Aug 20 10:55:06.836439 sonic INFO bgp.sh[28088]: Removing obsolete bgp container with HWSKU montara
Aug 20 10:55:06.902063 sonic INFO bgp.sh[28088]: bgp
Aug 20 10:55:06.905879 sonic INFO bgp.sh[28088]: Creating new bgp container with HWSKU
Aug 20 10:55:07.085741 sonic INFO bgp.sh[28088]: a9f9487d078ec6ae0d3ca4c793bcfa41975d0c50a7decf48331f50a162d0e438
Aug 20 10:55:07.203221 sonic INFO containerd[505]: time="2020-08-20T10:55:07.202160280Z" level=info msg="shim containerd-shim started" address="/containerd-shim/moby/a9f9487d078ec6ae0d3ca4c793bcfa41975d0c50a7decf48331f50a162d0e438/shim.sock" debug=false pid=28176
admin@sonic:~$ 

The issue flow is:

bgp.service ->  /usr/local/bin/bgp.sh ->  /usr/bin/bgp.sh ->  start() ->   HWSKU=${HWSKU:-`$SONIC_CFGGEN -d -v 'DEVICE_METADATA["localhost"]["hwsku"]'`}

Probably because User=admin in bgp.service:

[Service]
User=admin
ExecStartPre=/usr/local/bin/bgp.sh start

Steps to reproduce the issue:

  1. sudo systemctl restart bgp
  2. sudo cat /var/log/syslog | grep -B 30 -A 5 /var/run/redis/redis.sock

Describe the results you received: The sonic-cfggen utility fails to connect to /var/run/redis/redis.sock. The errors in logs are generated.

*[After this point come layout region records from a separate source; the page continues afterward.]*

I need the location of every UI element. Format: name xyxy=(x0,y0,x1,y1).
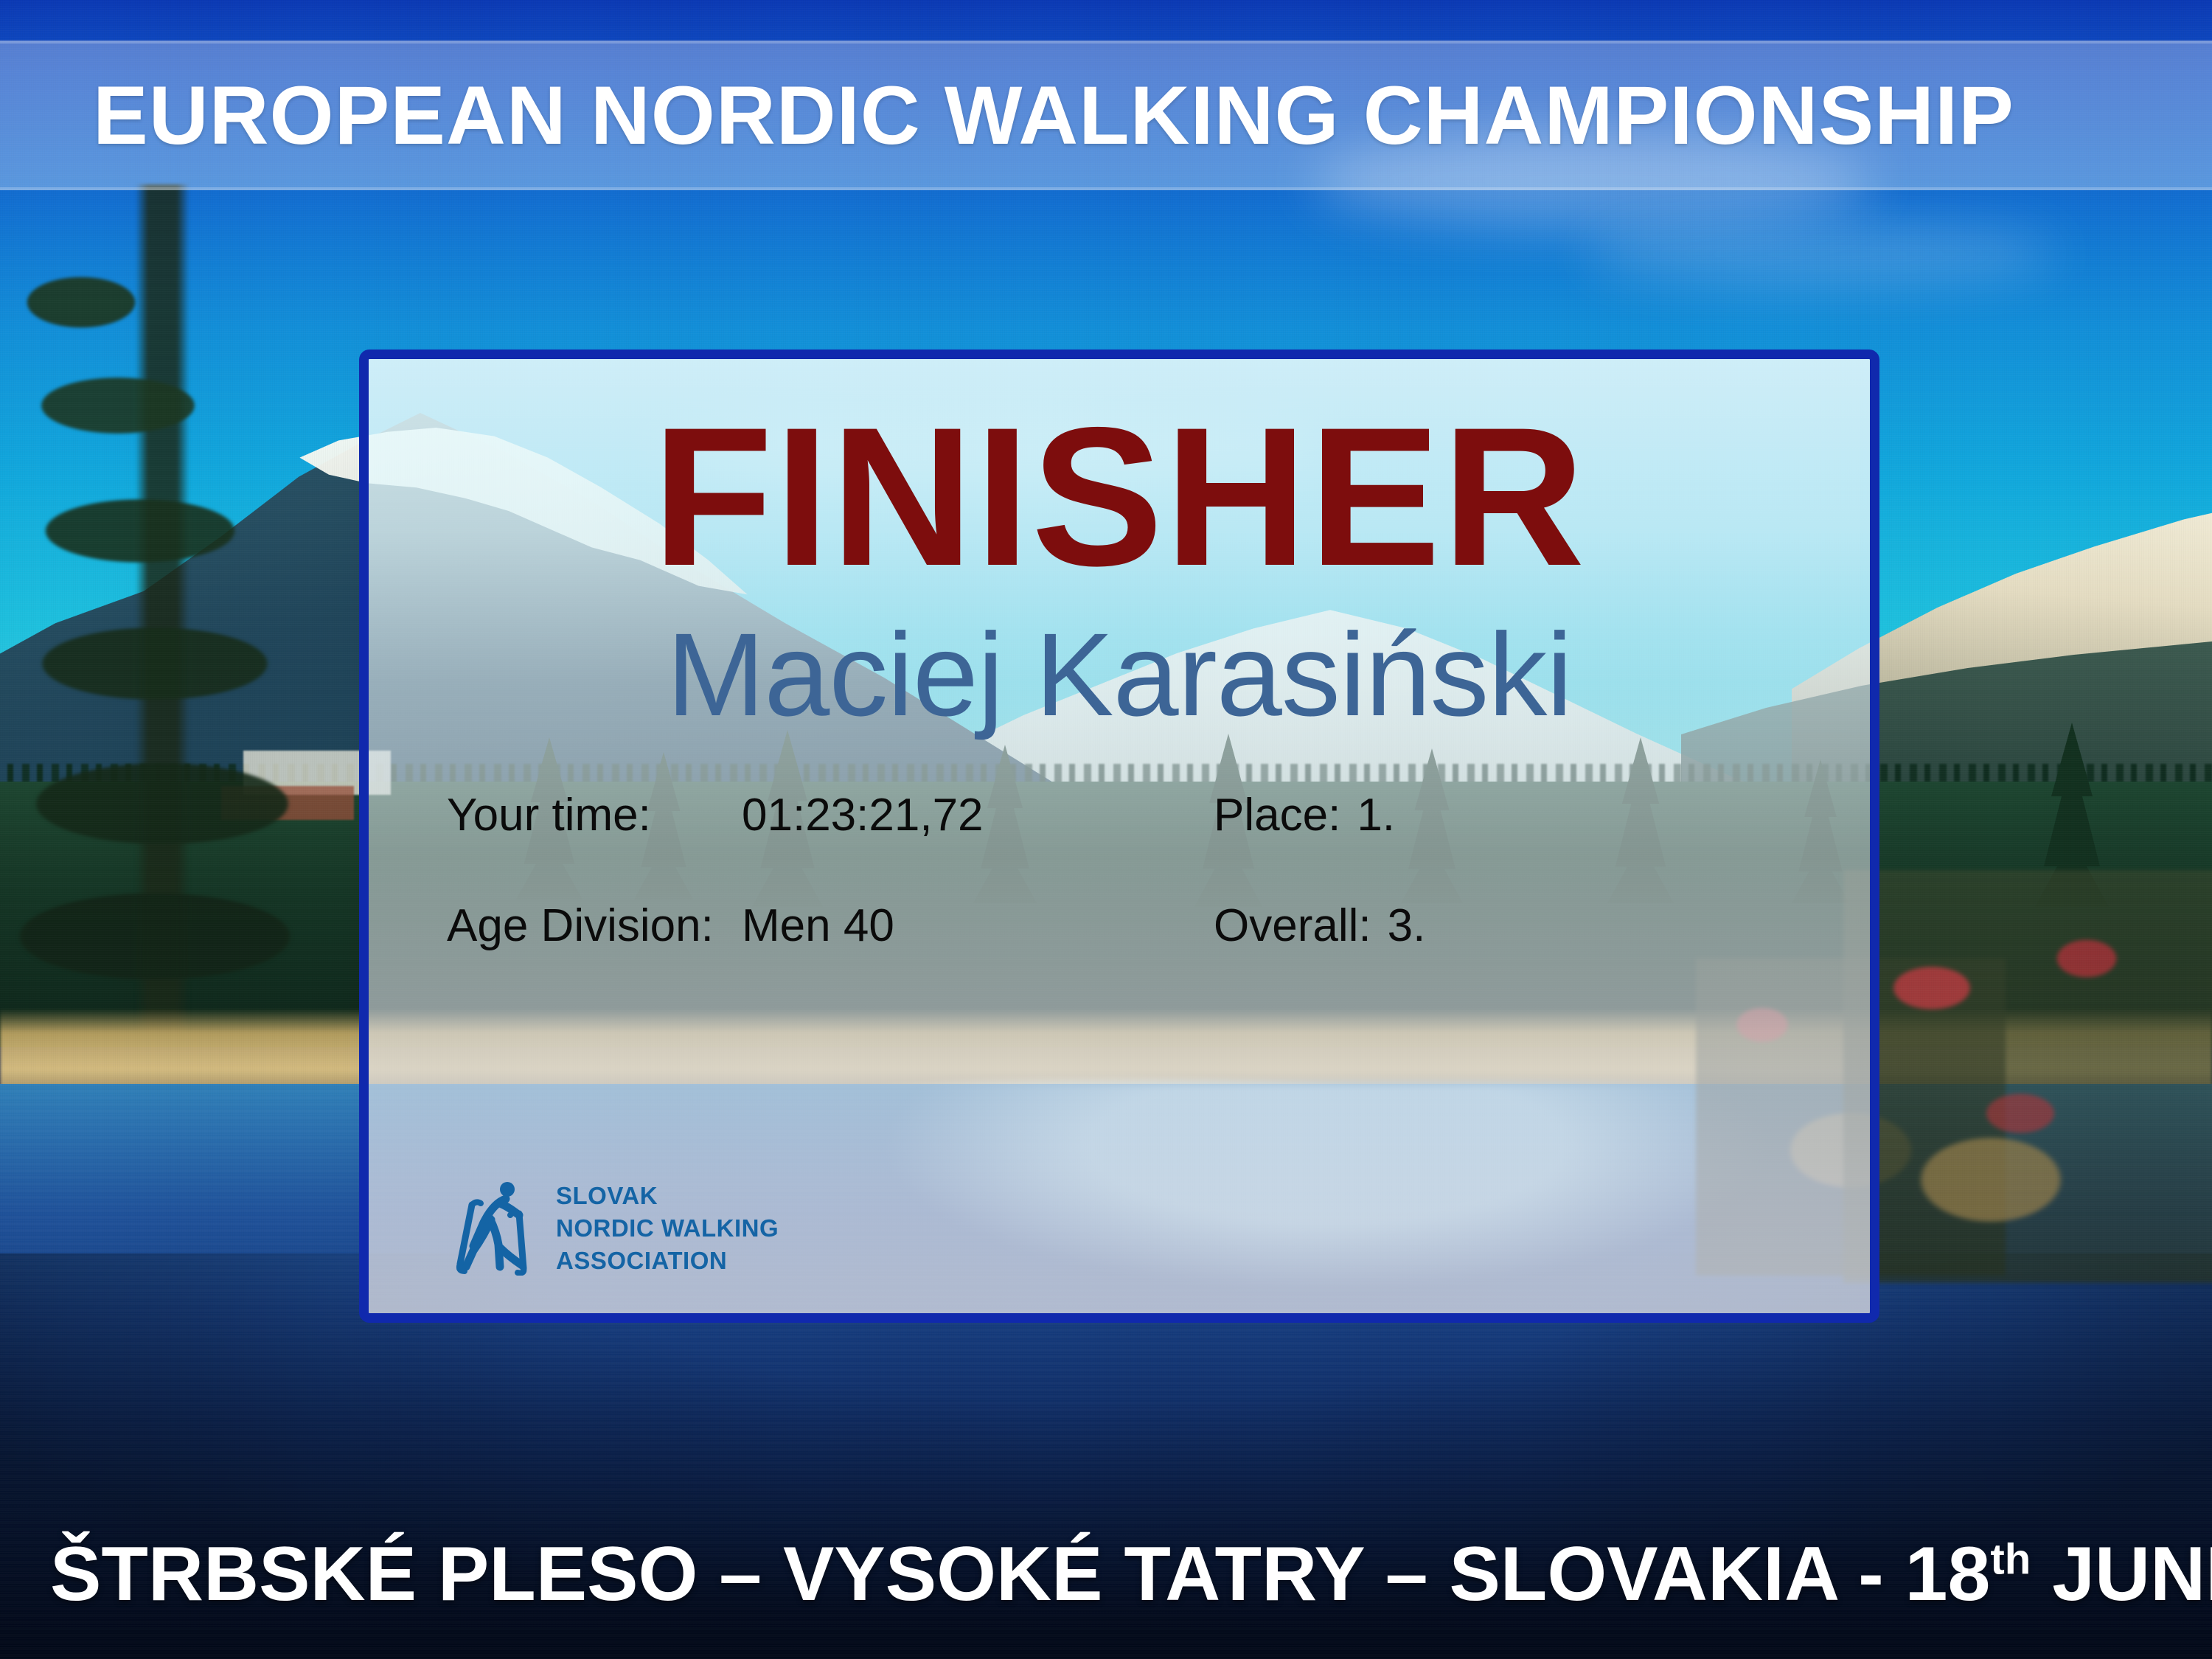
time-value: 01:23:21,72 xyxy=(742,793,1214,838)
place-value: 1. xyxy=(1357,793,1395,838)
event-location-date: ŠTRBSKÉ PLESO – VYSOKÉ TATRY – SLOVAKIA … xyxy=(50,1531,2212,1618)
stat-row-time: Your time: 01:23:21,72 Place: 1. xyxy=(447,793,1597,838)
autumn-bush-red xyxy=(1843,870,2212,1283)
finisher-heading: FINISHER xyxy=(369,397,1870,595)
association-logo: SLOVAK NORDIC WALKING ASSOCIATION xyxy=(454,1180,779,1278)
overall-label: Overall: xyxy=(1214,903,1371,949)
overall-value: 3. xyxy=(1388,903,1426,949)
age-division-value: Men 40 xyxy=(742,903,1214,949)
age-division-label: Age Division: xyxy=(447,903,742,949)
time-label: Your time: xyxy=(447,793,742,838)
championship-title: EUROPEAN NORDIC WALKING CHAMPIONSHIP xyxy=(93,68,2014,163)
athlete-name: Maciej Karasiński xyxy=(369,616,1870,734)
certificate-card: FINISHER Maciej Karasiński Your time: 01… xyxy=(359,349,1879,1323)
stat-row-division: Age Division: Men 40 Overall: 3. xyxy=(447,903,1597,949)
logo-line-2: NORDIC WALKING xyxy=(556,1212,779,1245)
logo-line-1: SLOVAK xyxy=(556,1180,779,1212)
foreground-larch-tree xyxy=(0,184,383,1032)
header-banner: EUROPEAN NORDIC WALKING CHAMPIONSHIP xyxy=(0,41,2212,190)
ordinal-suffix: th xyxy=(1990,1535,2031,1583)
association-name: SLOVAK NORDIC WALKING ASSOCIATION xyxy=(556,1180,779,1278)
logo-line-3: ASSOCIATION xyxy=(556,1245,779,1277)
footer-banner: ŠTRBSKÉ PLESO – VYSOKÉ TATRY – SLOVAKIA … xyxy=(0,1489,2212,1659)
nordic-walker-icon xyxy=(454,1181,540,1276)
location-date-prefix: ŠTRBSKÉ PLESO – VYSOKÉ TATRY – SLOVAKIA … xyxy=(50,1531,1990,1617)
cloud xyxy=(1585,221,2057,288)
location-date-suffix: JUNE 2016 xyxy=(2031,1531,2212,1617)
finisher-certificate-poster: EUROPEAN NORDIC WALKING CHAMPIONSHIP FIN… xyxy=(0,0,2212,1659)
place-label: Place: xyxy=(1214,793,1340,838)
result-stats: Your time: 01:23:21,72 Place: 1. Age Div… xyxy=(447,793,1597,1014)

Describe the results you expected: No errors in logs

Additional information you deem important (e.g. issue happens only occasionally): Environment:

SONiC Software Version: SONiC.HEAD.740-dirty-20200813.174118
Distribution: Debian 10.5
Kernel: 4.19.0-9-2-amd64
Build commit: 9c22d19b

Platform: x86_64-arista_7170_64c
HwSKU: Arista-7170-64C
ASIC: barefoot

The issue has been introduced by https://github.com/Azure/sonic-buildimage/pull/4941/files?diff=unified&w=1#diff-2901ad8ea8e7ba16059aa09588944b30L300

The following PR may cause the same issue in SONiC 201911: https://github.com/Azure/sonic-buildimage/pull/5200

anshuv-mfst commented 4 years ago

@tahmed-dev - could you please confirm fix and close the issue.

tahmed-dev commented 4 years ago

@anshuv-mfst fix for original issue:5277 is in master. This is to track why the issue was not seen KVM based PR checker.